We make the substitution $x + \frac{1}{2} = \frac{\sqrt{3}}{2} \tan t$. As $x$ ranges from $0$ to $\infty$, $t$ ranges from $\frac{\pi}{6}$ to $\frac{\pi}{2}$. Also differentiating both sides, we have $ dx = \frac{\sqrt{3}}{2} \sec^2 t \; dt$. Thus
$ \begin{align*} \int \frac{dx}{(x+1)\sqrt{x^2 + x + 1}} &= \int \frac{1}{\left( \frac{1}{2}+\frac{\sqrt{3}}{2} \tan t \right) \left( \frac{\sqrt{3}}{2} \sec t \right)} \cdot \frac{\sqrt{3}}{2} \sec^2 t \; dt \\ &= \int \frac{dt}{\frac{1}{2}\cos t + \frac{\sqrt{3}}{2} \sin t} \\ &= \int \frac{dt}{\sin\left(t+\frac{\pi}{6}\right)}. \end{align*}$
This shows that
$ \int_{0}^{\infty} \frac{dx}{(x+1)\sqrt{x^2 + x + 1}} = \int_{\frac{\pi}{6}}^{\frac{\pi}{2}} \frac{dt}{\sin\left(t+\frac{\pi}{6}\right)} = \int_{\frac{\pi}{3}}^{\frac{2\pi}{3}} \frac{du}{\sin u} $
for $u = t + \frac{\pi}{6}$. Already it is clear that this improper integral converges, for the integrand is bounded. To find its value, we proceed the calculation.

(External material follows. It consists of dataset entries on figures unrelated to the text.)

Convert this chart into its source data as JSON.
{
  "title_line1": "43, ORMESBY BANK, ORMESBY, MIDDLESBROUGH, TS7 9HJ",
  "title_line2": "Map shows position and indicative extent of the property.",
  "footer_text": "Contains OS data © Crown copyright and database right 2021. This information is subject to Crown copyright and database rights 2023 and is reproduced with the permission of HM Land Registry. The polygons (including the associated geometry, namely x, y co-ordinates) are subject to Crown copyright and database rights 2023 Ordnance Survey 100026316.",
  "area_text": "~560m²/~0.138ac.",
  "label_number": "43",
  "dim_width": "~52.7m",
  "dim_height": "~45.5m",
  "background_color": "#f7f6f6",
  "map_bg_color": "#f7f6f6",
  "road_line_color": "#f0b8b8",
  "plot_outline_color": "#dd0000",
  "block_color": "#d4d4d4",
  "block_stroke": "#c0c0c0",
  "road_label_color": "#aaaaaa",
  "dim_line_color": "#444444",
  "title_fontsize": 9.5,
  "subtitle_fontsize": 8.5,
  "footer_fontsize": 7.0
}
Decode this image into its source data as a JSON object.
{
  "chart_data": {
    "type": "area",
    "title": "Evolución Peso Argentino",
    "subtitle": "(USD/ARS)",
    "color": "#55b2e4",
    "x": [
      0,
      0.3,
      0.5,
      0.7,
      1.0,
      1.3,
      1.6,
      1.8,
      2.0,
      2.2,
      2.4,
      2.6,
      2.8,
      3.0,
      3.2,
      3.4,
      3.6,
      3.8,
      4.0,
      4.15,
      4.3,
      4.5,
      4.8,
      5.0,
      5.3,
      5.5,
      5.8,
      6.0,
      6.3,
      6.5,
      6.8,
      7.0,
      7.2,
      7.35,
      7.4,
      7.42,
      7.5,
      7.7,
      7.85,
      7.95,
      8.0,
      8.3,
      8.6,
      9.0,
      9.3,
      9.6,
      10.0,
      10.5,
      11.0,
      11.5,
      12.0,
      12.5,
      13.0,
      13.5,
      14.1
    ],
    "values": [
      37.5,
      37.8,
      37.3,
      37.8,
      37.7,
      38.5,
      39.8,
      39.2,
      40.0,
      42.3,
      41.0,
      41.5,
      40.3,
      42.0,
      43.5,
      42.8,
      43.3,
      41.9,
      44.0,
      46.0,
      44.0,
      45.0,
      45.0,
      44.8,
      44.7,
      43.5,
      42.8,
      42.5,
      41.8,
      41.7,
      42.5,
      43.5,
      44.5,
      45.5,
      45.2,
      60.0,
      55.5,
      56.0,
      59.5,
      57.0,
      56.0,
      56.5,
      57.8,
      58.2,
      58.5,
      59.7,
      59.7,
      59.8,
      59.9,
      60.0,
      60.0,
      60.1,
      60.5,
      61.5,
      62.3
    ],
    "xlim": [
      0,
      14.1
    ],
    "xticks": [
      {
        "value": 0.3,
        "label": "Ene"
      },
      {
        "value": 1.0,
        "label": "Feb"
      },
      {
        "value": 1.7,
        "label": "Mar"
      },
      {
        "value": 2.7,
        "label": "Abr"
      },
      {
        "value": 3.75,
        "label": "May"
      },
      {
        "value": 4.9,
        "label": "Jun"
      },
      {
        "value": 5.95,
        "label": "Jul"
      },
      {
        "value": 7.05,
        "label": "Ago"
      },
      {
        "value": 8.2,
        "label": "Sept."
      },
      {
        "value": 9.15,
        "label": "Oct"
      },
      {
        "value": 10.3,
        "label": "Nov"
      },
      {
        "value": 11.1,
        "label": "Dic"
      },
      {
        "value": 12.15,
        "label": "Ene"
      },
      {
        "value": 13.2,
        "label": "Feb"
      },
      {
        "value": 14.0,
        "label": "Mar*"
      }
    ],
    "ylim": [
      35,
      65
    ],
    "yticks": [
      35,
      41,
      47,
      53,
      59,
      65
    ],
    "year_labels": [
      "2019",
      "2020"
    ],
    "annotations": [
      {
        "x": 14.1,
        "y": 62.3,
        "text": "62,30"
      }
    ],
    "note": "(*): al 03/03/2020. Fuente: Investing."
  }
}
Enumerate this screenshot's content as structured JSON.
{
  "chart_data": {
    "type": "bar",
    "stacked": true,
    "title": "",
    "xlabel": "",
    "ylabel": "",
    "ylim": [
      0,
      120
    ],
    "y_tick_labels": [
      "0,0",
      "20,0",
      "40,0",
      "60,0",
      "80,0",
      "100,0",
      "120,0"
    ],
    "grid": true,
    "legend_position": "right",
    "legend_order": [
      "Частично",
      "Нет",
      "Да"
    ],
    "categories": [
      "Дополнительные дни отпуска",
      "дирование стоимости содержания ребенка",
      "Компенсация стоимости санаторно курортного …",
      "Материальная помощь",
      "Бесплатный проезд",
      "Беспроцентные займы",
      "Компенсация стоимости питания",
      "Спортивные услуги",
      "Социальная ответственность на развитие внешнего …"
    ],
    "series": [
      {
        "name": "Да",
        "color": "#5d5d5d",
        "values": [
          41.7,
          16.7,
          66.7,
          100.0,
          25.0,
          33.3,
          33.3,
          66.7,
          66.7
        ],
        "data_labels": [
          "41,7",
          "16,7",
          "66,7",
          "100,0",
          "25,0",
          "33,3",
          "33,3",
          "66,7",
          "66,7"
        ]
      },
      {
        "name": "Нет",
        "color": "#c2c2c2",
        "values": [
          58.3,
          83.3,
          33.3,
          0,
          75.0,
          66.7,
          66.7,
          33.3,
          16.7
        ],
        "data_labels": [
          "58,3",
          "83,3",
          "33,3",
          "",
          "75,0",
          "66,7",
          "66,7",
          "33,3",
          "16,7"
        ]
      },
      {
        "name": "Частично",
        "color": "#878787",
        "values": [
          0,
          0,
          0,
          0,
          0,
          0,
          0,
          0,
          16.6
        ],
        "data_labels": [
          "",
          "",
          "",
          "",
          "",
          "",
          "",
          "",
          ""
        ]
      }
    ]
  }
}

$\begin{align*} \int_{\frac{\pi}{3}}^{\frac{2\pi}{3}} \frac{du}{\sin u} &= \int_{\frac{\pi}{3}}^{\frac{2\pi}{3}} \frac{\sin u}{\sin^2 u} \; du = \int_{\frac{\pi}{3}}^{\frac{2\pi}{3}} \frac{\sin u}{1 - \cos^2 u} \; du \\ &= \int_{-\frac{1}{2}}^{\frac{1}{2}} \frac{ds}{1 - s^2} \qquad (s = \cos u) \\ &= \int_{-\frac{1}{2}}^{\frac{1}{2}} \frac{1}{2}\left( \frac{1}{1-s} + \frac{1}{1+s} \right) \; ds \\ &= \frac{1}{2}\left[ \log(1+s) - \log(1-s) \right]_{-\frac{1}{2}}^{\frac{1}{2}} = \log 3. \end{align*}$